The Welshman says he's pleased with how he performed after Sky's disastrous opening stage
Geraint Thomas woke up this morning along Italy’s east coast and realised that he could have been racing for the Tirreno-Adriatico win had Team Sky’s team time trial not gone pear-shaped one week ago.
The Welshman continued regardless.
Had Sky not lost 1-22 minutes with its wheel problems in stage one, he would have had enough to take home the leader’s blue jersey.
“It’s frustrating,” Thomas told Cycling Weekly in the last rays of the Italian sun before catching a lift home.
“It hit me waking up this morning, the realisation that I could’ve been up for the win today.
“Obviously, the race might have been different had I been closer, but I’m pretty confident that that I could’ve stayed where I was behind Nairo in the mountains going into today and then I would’ve been going for the win.”
Thomas blasted away solo in stage two and gained 19 seconds on the Colombian.
In stage four up Monte Terminillo, he traded punches with Quintana.
Quintana delivered the decider, but Thomas held on for second place, losing 22 seconds. Today, he gained enough to win the overall had all things been equal in the opening team time trial.

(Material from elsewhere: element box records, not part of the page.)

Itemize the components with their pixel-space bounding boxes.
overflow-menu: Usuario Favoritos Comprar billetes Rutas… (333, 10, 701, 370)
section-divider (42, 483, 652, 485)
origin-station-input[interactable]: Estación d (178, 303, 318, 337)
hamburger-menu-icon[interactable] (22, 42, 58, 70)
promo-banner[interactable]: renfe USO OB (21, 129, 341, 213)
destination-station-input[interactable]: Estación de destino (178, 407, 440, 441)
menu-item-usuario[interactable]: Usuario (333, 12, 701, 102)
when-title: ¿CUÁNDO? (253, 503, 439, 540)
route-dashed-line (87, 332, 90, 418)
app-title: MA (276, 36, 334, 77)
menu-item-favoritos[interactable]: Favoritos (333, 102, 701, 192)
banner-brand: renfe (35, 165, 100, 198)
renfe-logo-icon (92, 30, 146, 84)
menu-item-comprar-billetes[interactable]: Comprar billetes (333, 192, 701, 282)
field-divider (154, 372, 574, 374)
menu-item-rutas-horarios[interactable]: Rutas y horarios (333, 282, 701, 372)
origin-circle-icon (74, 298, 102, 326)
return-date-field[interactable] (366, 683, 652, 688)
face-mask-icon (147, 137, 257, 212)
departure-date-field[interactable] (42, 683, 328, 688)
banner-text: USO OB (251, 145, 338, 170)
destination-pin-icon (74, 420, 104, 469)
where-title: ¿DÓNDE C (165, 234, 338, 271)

It remains unclear what happened on day one on Tuscany’s coast. Shimano has yet to clarify why Gianni Moscon’s wheel exploded and why both Mikel Landa and Diego Rosa also had problems.
“We are not going to use those wheels any more,” Thomas said when asked what he learned from that day. “I think they have taken that batch back.”
Thomas is aiming to win the Giro d’Italia against 2014 winner Quintana and a list of star competitors, many of whom raced in Tirreno-Adriatico this week.
He will start in the Volta a Catalunya with Froome and Landa later this month and then take a break to reset before the Giro. Quintana is flying home to Colombia tomorrow to rest and to begin his final Giro preparations.
“He can go uphill pretty quickly!” Thomas said looking over in the distance where team Movistar dismantled its temporary camp next to the boat docks.
“When he kicks on a climb, he goes. He’s got that punch. Come the Giro, I think we’d ride a bit differently.
“That stage on Terminillo, I think we sort of… Everyone [in Sky] had a bit of a chance because no-one was on GC, and we gave everyone a chance to race it to see how they wanted to.
“If I was the leader going into that last week, then I think we’d race it a bit differently.
Thomas should co-lead the Giro team with Landa, who placed third in the Giro before signing with Team Sky for 2016.
Watch: Geraint Thomas win Tirreno-Adriatico stage two
Last year, Landa led Sky into the Giro but had to abandon mid-race due to stomach problems.
“It’s encouraging to be close to Nairo and to be in front of the others at the moment, but it’s a long way to the Giro, and especially into that last week of the Giro,” added Thomas.
“I just need to remember that he is one of the best climbers in the world, if not the best climber, so… I think I’d be a bit more conservative, just try to time trial it up and pay to my strengths rather than jumping around for six K isn’t necessarily the best for me.”
Thomas had planned to see Blockhaus nearby, a summit finish he will face in the first week of the Giro, before leaving San Benedetto del Tronto, but Sky called off the reconnaissance trip due to bad weather.
However, he already saw the 39.2-kilometre time trial through central Italy’s Umbria region before Tirreno-Adriatico.
The big mountain stages in the north – stages to Ortisei, Piancavallo, Asiago – he will preview around the Tour of the Alps, formally the Giro del Trentino, in late April.